When I first noticed this post earlier this month, I printed it off and put it on the refrigerator for 3 days. I pondered quite extensively without making even any verbal comment.

I thought, the poster has either started to spend quite a number of hours pouring over Old English, Middle, to Medieval texts. Later, Modern era text. and has stumbled on a conundrum. Simply asking a question about the word cast they've seen in one or a number of texts, how it obviously is used compared with its etymologic traced used annotated by Oxford and found instance where it just doesn't fit.
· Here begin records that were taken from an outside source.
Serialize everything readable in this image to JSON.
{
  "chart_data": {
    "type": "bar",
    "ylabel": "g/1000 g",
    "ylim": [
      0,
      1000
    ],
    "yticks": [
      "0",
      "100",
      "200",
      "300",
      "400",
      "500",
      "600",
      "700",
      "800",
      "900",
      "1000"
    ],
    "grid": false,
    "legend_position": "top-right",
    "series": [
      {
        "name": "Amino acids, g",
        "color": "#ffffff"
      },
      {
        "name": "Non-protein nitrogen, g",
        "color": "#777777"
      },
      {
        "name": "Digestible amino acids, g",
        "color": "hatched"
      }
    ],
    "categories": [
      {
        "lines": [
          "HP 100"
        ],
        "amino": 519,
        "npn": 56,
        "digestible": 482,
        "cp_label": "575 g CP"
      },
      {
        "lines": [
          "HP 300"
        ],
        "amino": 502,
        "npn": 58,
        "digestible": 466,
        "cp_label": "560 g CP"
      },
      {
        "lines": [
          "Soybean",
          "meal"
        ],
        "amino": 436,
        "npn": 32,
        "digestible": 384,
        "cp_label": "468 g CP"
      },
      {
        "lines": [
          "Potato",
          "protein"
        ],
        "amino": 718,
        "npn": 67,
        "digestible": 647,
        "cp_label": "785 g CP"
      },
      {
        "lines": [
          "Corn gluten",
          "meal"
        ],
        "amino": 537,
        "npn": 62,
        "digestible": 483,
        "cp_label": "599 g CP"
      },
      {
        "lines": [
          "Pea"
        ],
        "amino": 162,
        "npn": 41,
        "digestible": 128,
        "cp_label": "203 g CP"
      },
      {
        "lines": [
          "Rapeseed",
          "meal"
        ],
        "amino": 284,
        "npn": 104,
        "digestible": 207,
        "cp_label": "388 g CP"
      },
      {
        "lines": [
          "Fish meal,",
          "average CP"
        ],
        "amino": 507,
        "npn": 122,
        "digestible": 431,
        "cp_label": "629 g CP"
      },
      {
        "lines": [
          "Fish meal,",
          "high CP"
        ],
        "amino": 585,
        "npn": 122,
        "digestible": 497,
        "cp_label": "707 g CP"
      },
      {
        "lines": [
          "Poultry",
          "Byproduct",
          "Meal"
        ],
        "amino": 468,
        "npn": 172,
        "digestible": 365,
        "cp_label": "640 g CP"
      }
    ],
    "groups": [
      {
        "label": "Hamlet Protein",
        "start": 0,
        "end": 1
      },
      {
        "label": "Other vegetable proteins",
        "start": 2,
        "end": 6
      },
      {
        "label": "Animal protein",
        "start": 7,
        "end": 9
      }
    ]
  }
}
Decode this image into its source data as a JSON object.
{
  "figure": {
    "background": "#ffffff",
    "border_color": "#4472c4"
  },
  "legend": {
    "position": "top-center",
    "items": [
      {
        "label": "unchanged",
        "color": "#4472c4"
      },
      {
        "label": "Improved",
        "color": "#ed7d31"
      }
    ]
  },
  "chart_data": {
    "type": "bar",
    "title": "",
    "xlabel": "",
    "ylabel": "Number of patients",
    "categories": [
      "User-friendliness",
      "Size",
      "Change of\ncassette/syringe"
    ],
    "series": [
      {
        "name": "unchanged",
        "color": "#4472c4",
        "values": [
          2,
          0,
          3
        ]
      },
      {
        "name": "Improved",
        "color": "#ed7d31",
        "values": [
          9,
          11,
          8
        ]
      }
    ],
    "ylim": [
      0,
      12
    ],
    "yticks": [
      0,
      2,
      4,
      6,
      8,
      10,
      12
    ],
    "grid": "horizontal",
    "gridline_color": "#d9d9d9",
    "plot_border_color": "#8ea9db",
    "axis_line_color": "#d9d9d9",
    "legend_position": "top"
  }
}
The person who made this post is very, very smart. The person that can call out the fly on the wall, or the elephant in the room without slight or infringement is quite a gentlemen.
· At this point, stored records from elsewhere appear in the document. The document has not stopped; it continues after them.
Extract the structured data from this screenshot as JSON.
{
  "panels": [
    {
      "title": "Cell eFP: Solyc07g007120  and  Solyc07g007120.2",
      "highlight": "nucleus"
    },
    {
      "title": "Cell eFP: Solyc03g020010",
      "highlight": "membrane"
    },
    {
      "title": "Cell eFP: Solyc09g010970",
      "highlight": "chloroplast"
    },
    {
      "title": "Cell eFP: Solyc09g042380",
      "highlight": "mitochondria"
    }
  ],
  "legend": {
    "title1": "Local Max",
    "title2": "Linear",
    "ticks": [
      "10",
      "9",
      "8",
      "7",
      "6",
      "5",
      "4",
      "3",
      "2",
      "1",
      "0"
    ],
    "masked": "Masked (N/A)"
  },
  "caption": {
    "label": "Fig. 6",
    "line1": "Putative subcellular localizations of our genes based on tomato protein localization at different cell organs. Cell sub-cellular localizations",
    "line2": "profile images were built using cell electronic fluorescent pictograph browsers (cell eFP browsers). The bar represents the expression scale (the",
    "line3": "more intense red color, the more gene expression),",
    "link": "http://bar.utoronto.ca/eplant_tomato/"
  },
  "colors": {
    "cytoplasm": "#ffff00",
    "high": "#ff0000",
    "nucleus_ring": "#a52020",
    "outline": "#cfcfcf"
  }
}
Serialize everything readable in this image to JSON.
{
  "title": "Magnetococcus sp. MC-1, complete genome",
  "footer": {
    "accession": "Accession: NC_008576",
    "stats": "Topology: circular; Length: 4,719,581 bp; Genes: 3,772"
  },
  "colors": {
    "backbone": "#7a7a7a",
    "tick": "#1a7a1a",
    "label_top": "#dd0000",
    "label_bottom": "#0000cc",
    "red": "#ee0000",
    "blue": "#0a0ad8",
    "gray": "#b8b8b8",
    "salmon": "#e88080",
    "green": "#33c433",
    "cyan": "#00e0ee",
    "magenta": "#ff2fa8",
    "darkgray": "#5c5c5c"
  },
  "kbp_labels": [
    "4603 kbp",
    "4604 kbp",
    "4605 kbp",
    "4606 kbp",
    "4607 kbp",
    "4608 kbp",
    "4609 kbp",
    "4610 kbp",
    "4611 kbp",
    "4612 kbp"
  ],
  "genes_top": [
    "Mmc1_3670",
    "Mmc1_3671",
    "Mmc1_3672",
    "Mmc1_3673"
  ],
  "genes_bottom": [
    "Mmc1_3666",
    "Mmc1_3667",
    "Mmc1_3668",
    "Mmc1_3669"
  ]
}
For 3 days I pondered before providing answer to an elephant in the room.

If someone were to ask me, "Do you use Oxford when initiating etymology search of definition for English words found in manuscript or text? Yes, I do.

"Then, do you use it as a definitive source & use it to expound definition?" No, I do not.

"Well, why not?" Because it's the elephant in the room. Even with a pittance of one word, cast, to providing five words that all share the same conundrum this poster expounds in question, Oxford remains and elephant in the room. Even with example where it's obvious the meaning [examples all given] Oxford won't look further and stays an unreliable elephant in the room.